PLFSS 2023: les points clés du budget de la Sécu

Actualité
par Hortense de Montalivet, le Lundi 10 octobre 2022 à 11:26, mis à jour le Lundi 10 octobre 2022 à 18:24

Baisse du déficit, lutte contre la fraude, accent mis sur la prévention, recrutements dans les Ehpad, soutien aux familles monoparentales, quatrième année pour les internes en médecine générale, pilule du lendemain gratuite, hausse des prix du tabac... La commission des affaires sociales de l'Assemblée nationale a commencé, lundi 10 octobre, l'examen du projet de loi de financement de la Sécurité sociale pour 2023. Après son examen en commission jusqu'à mercredi, le texte sera débattu dans l'hémicycle à partir du 20 octobre.

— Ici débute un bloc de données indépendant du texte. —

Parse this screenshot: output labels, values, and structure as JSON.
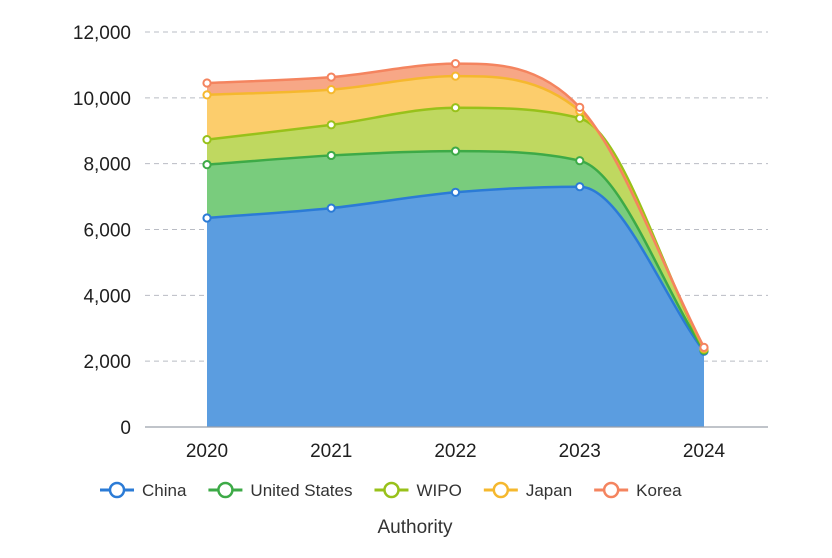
{
  "chart_data": {
    "type": "area",
    "stacked": true,
    "x": [
      "2020",
      "2021",
      "2022",
      "2023",
      "2024"
    ],
    "xlabel": "Authority",
    "ylabel": "",
    "ylim": [
      0,
      12000
    ],
    "yticks": [
      0,
      2000,
      4000,
      6000,
      8000,
      10000,
      12000
    ],
    "ytick_labels": [
      "0",
      "2,000",
      "4,000",
      "6,000",
      "8,000",
      "10,000",
      "12,000"
    ],
    "grid": "horizontal dashed",
    "legend_position": "bottom",
    "series": [
      {
        "name": "China",
        "color": "#2b7bd6",
        "fill": "#5b9de0",
        "values": [
          6350,
          6650,
          7130,
          7300,
          2300
        ]
      },
      {
        "name": "United States",
        "color": "#3daa47",
        "fill": "#79cc7d",
        "values": [
          1620,
          1600,
          1250,
          790,
          30
        ]
      },
      {
        "name": "WIPO",
        "color": "#98c11a",
        "fill": "#bfd860",
        "values": [
          760,
          930,
          1320,
          1290,
          30
        ]
      },
      {
        "name": "Japan",
        "color": "#f5b82e",
        "fill": "#fccd6c",
        "values": [
          1360,
          1070,
          960,
          220,
          30
        ]
      },
      {
        "name": "Korea",
        "color": "#f4845f",
        "fill": "#f7a786",
        "values": [
          360,
          380,
          380,
          110,
          30
        ]
      }
    ]
  }
}
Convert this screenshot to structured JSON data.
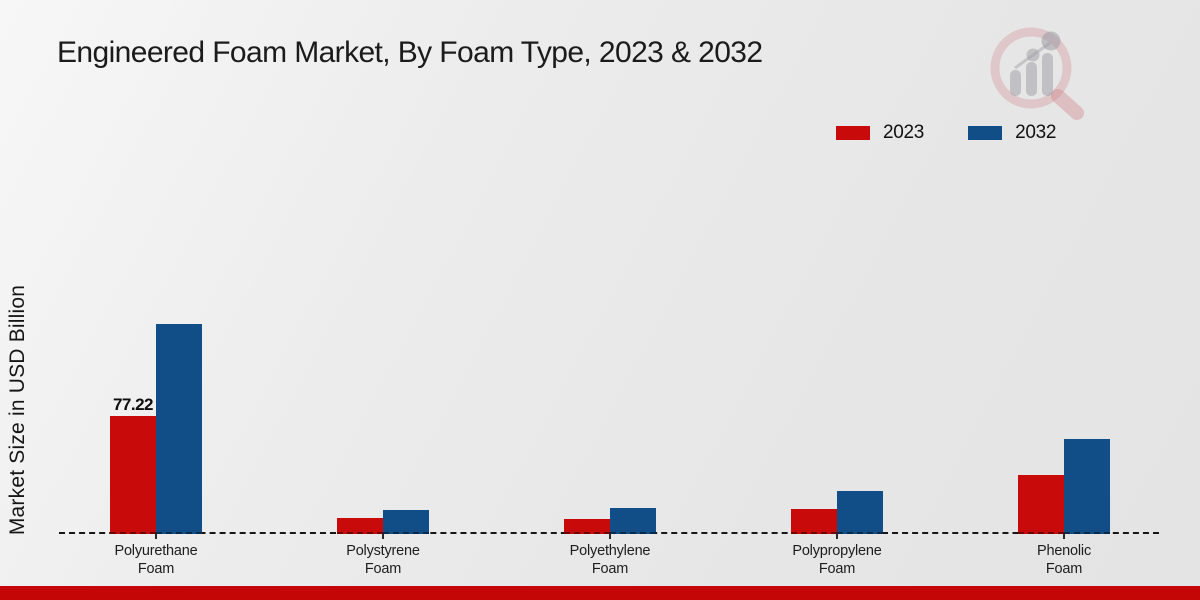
{
  "page": {
    "title": "Engineered Foam Market, By Foam Type, 2023 & 2032",
    "y_axis_label": "Market Size in USD Billion",
    "footer_bar_color": "#c40606",
    "background_color": "#e9e9e9",
    "watermark_icon": "magnifier-bar-chart-logo"
  },
  "legend": {
    "items": [
      {
        "label": "2023",
        "color": "#c90a0a"
      },
      {
        "label": "2032",
        "color": "#114d87"
      }
    ]
  },
  "chart_data": {
    "type": "bar",
    "title": "Engineered Foam Market, By Foam Type, 2023 & 2032",
    "xlabel": "",
    "ylabel": "Market Size in USD Billion",
    "categories": [
      "Polyurethane Foam",
      "Polystyrene Foam",
      "Polyethylene Foam",
      "Polypropylene Foam",
      "Phenolic Foam"
    ],
    "tick_label_lines": [
      [
        "Polyurethane",
        "Foam"
      ],
      [
        "Polystyrene",
        "Foam"
      ],
      [
        "Polyethylene",
        "Foam"
      ],
      [
        "Polypropylene",
        "Foam"
      ],
      [
        "Phenolic",
        "Foam"
      ]
    ],
    "series": [
      {
        "name": "2023",
        "color": "#c90a0a",
        "values": [
          77.22,
          10.5,
          9.8,
          16.4,
          38.6
        ]
      },
      {
        "name": "2032",
        "color": "#114d87",
        "values": [
          137.4,
          15.7,
          17.0,
          28.1,
          62.2
        ]
      }
    ],
    "data_labels": [
      {
        "series": "2023",
        "category": "Polyurethane Foam",
        "text": "77.22"
      }
    ],
    "ylim": [
      0,
      150
    ],
    "grid": false,
    "legend_position": "top-right",
    "baseline_style": "dashed"
  }
}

Le projet de loi de financement de la Sécurité sociale qui détaille le budget prévisionnel de la Sécu pour l'année 2023 est examiné par les députés de la commission des affaires sociales depuis ce lundi après-midi. Ce PLFSS - le premier du nouveau ministre de la Santé et médecin urgentiste de profession, François Braun- met l'accent sur la réduction du déficit, sur la prévention et les familles monoparentales.

Déficit, économie et fraude

  • Hausse des dépenses de l'Assurance maladie et réduction du déficit

Éternel sujet d'inquiétude, la question du déficit de la Sécurité sociale est au cœur de ce nouveau budget prévisionnel. Depuis le record abyssal de 2020, près de 39 milliards, les pertes n'ont cessé de se réduire. Moins de 25 milliards en 2021, 17,8 milliards cette année et 6,8 milliards prévus en 2023. Soit 11 milliards de moins entre 2022 et 2023. 

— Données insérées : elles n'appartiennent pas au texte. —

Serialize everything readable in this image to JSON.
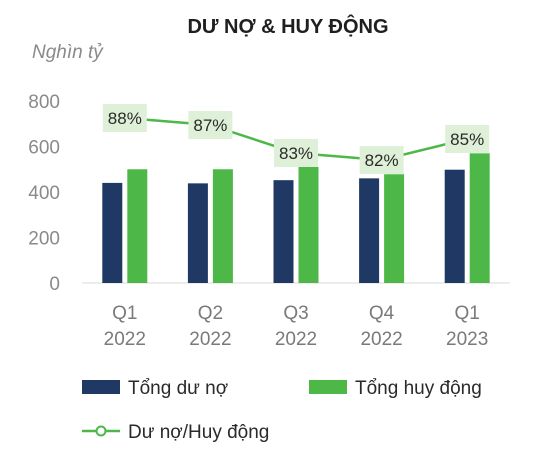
{
  "chart_data": {
    "type": "bar",
    "title": "DƯ NỢ & HUY ĐỘNG",
    "unit_label": "Nghìn tỷ",
    "categories": [
      [
        "Q1",
        "2022"
      ],
      [
        "Q2",
        "2022"
      ],
      [
        "Q3",
        "2022"
      ],
      [
        "Q4",
        "2022"
      ],
      [
        "Q1",
        "2023"
      ]
    ],
    "y_ticks": [
      "0",
      "200",
      "400",
      "600",
      "800"
    ],
    "ylim": [
      0,
      800
    ],
    "series": [
      {
        "name": "Tổng dư nợ",
        "values": [
          440,
          438,
          452,
          460,
          498
        ],
        "color": "#1f3864"
      },
      {
        "name": "Tổng huy động",
        "values": [
          500,
          500,
          510,
          478,
          570
        ],
        "color": "#4db848"
      }
    ],
    "ratio_series": {
      "name": "Dư nợ/Huy động",
      "values": [
        88,
        87,
        83,
        82,
        85
      ],
      "labels": [
        "88%",
        "87%",
        "83%",
        "82%",
        "85%"
      ],
      "color": "#4db848",
      "label_bg": "#dff0d8"
    },
    "legend": [
      "Tổng dư nợ",
      "Tổng huy động",
      "Dư nợ/Huy động"
    ],
    "legend_position": "bottom",
    "grid": false
  }
}
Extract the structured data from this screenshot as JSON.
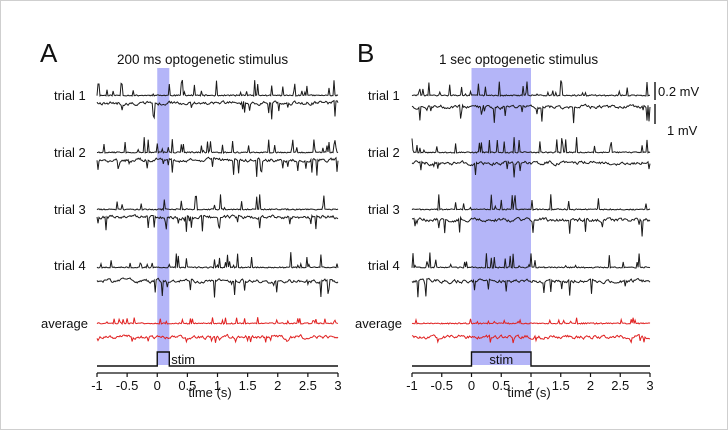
{
  "chart_data": [
    {
      "type": "line",
      "panel_letter": "A",
      "title": "200 ms optogenetic stimulus",
      "xlabel": "time (s)",
      "xlim": [
        -1,
        3
      ],
      "x_ticks": [
        "-1",
        "-0.5",
        "0",
        "0.5",
        "1",
        "1.5",
        "2",
        "2.5",
        "3"
      ],
      "stim_window": [
        0,
        0.2
      ],
      "stim_label": "stim",
      "trial_labels": [
        "trial 1",
        "trial 2",
        "trial 3",
        "trial 4"
      ],
      "average_label": "average",
      "seed": 11
    },
    {
      "type": "line",
      "panel_letter": "B",
      "title": "1 sec optogenetic stimulus",
      "xlabel": "time (s)",
      "xlim": [
        -1,
        3
      ],
      "x_ticks": [
        "-1",
        "-0.5",
        "0",
        "0.5",
        "1",
        "1.5",
        "2",
        "2.5",
        "3"
      ],
      "stim_window": [
        0,
        1
      ],
      "stim_label": "stim",
      "trial_labels": [
        "trial 1",
        "trial 2",
        "trial 3",
        "trial 4"
      ],
      "average_label": "average",
      "seed": 29
    }
  ],
  "scale_bars": {
    "top_label": "0.2 mV",
    "bottom_label": "1 mV"
  },
  "colors": {
    "trace": "#1a1a1a",
    "average": "#e02020",
    "stim_shade": "#9b9cf5"
  }
}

Cette évolution est toutefois sujette à débat, car largement basée sur la fonte attendue de la facture du Covid. La provision pour les tests et vaccins risque doit en effet passer de plus de 11 milliards en 2022 à seulement un milliard l'an prochain. Un montant qui "risque de se révéler très insuffisant" pour couvrir les dépenses attendues, a estimé le Haut conseil des finances publiques.

Malgré la forte diminution annoncée du déficit, le budget de la Sécu prévoit une augmentation de +3,7 % de l’Ondam (objectif national de l’assurance maladie), hors dépenses liées à la crise du Covid ​en 2023, et de +4,1 % de l’Ondam hospitalier, soit un effort supérieur à 100 milliards d’euros​, s'est félicité François Braun. "La seule dépense que nous assumons de voir continuer à augmenter, y compris en volume, ce sont les dépenses de santé. ​C’est un choix politique majeur, notamment pour soutenir l’hôpital public", a quant à lui affirmé le ministre délégué aux Compte publics, Gabriel Attal. 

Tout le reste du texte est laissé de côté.